Faleceu em Dezembro de 1951.

As crianças que eram abandonadas (enjeitadas), eram-no, por vezes, com alguns sinais ou indicações que pudessem permitir um eventual reatamento da relação parental, por ex., um papel escrito onde se dizia o nome, no caso de ter sido baptizada. (em 2001, por ocasião do seu 503º aniversário, a Misericórdia de Lisboa promoveu uma exposição, de que publicou um interesante catálogo "Os Expostos da Roda da Santa Casa da Misericórdia de Lisboa", no qual são reproduzidos muitos dos "sinais" que acompanharam crianças enjeitadas).

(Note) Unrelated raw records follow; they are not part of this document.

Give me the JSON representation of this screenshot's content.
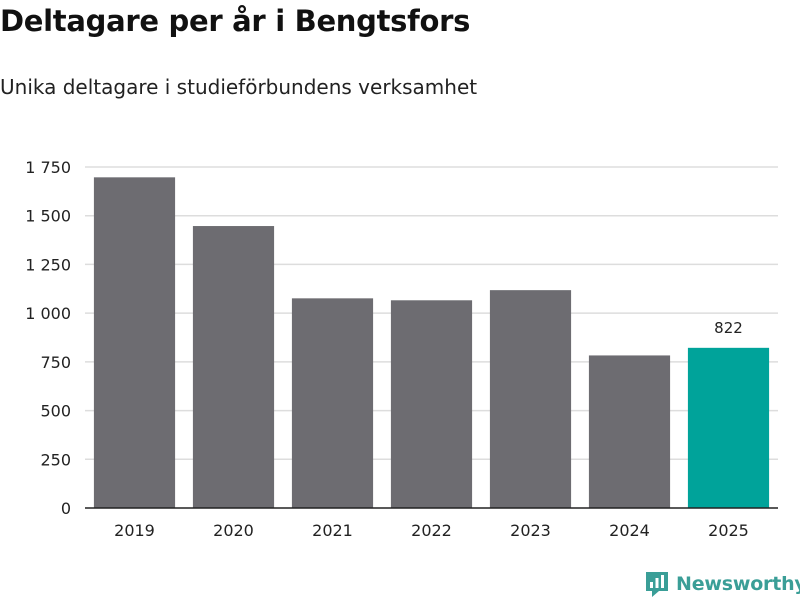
{
  "header": {
    "title": "Deltagare per år i Bengtsfors",
    "subtitle": "Unika deltagare i studieförbundens verksamhet"
  },
  "brand": {
    "name": "Newsworthy",
    "color": "#3a9e97"
  },
  "colors": {
    "bar": "#6d6c71",
    "highlight": "#00a39a",
    "grid": "#dddddd",
    "axis": "#222222",
    "text": "#222222"
  },
  "chart_data": {
    "type": "bar",
    "title": "Deltagare per år i Bengtsfors",
    "subtitle": "Unika deltagare i studieförbundens verksamhet",
    "xlabel": "",
    "ylabel": "",
    "categories": [
      "2019",
      "2020",
      "2021",
      "2022",
      "2023",
      "2024",
      "2025"
    ],
    "values": [
      1697,
      1447,
      1076,
      1066,
      1118,
      783,
      822
    ],
    "highlight_index": 6,
    "data_labels": [
      {
        "index": 6,
        "text": "822"
      }
    ],
    "ylim": [
      0,
      1750
    ],
    "yticks": [
      0,
      250,
      500,
      750,
      1000,
      1250,
      1500,
      1750
    ],
    "ytick_labels": [
      "0",
      "250",
      "500",
      "750",
      "1 000",
      "1 250",
      "1 500",
      "1 750"
    ],
    "grid": true,
    "legend": "none"
  }
}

Quando não havia certezas, procedia-se ao baptismo ”sub conditione” (sob a condição de se não vir a saber do primeiro baptismo, caso em que este segundo seria considerado nulo quer dizer, sem nenhum efeito, como se nunca tivesse sido realizado), atribuindo-se-lhe um nome que era, em geral, o do santo do dia e, por apelido “dos Santos”, já que a criança não era de ninguém.

Assim, desconhecendo eu quando terá nascido o Ti’Porfírio dos Santos, podemos afirmar que, com certeza, ou nasceu num dia 26 de Fevereiro ou foi encontrado, ou foi baptizado nesse dia. Isto, por o dia 26 de Fevereiro ser, no calendário litúrgico, o dia consagrado a São Porfírio.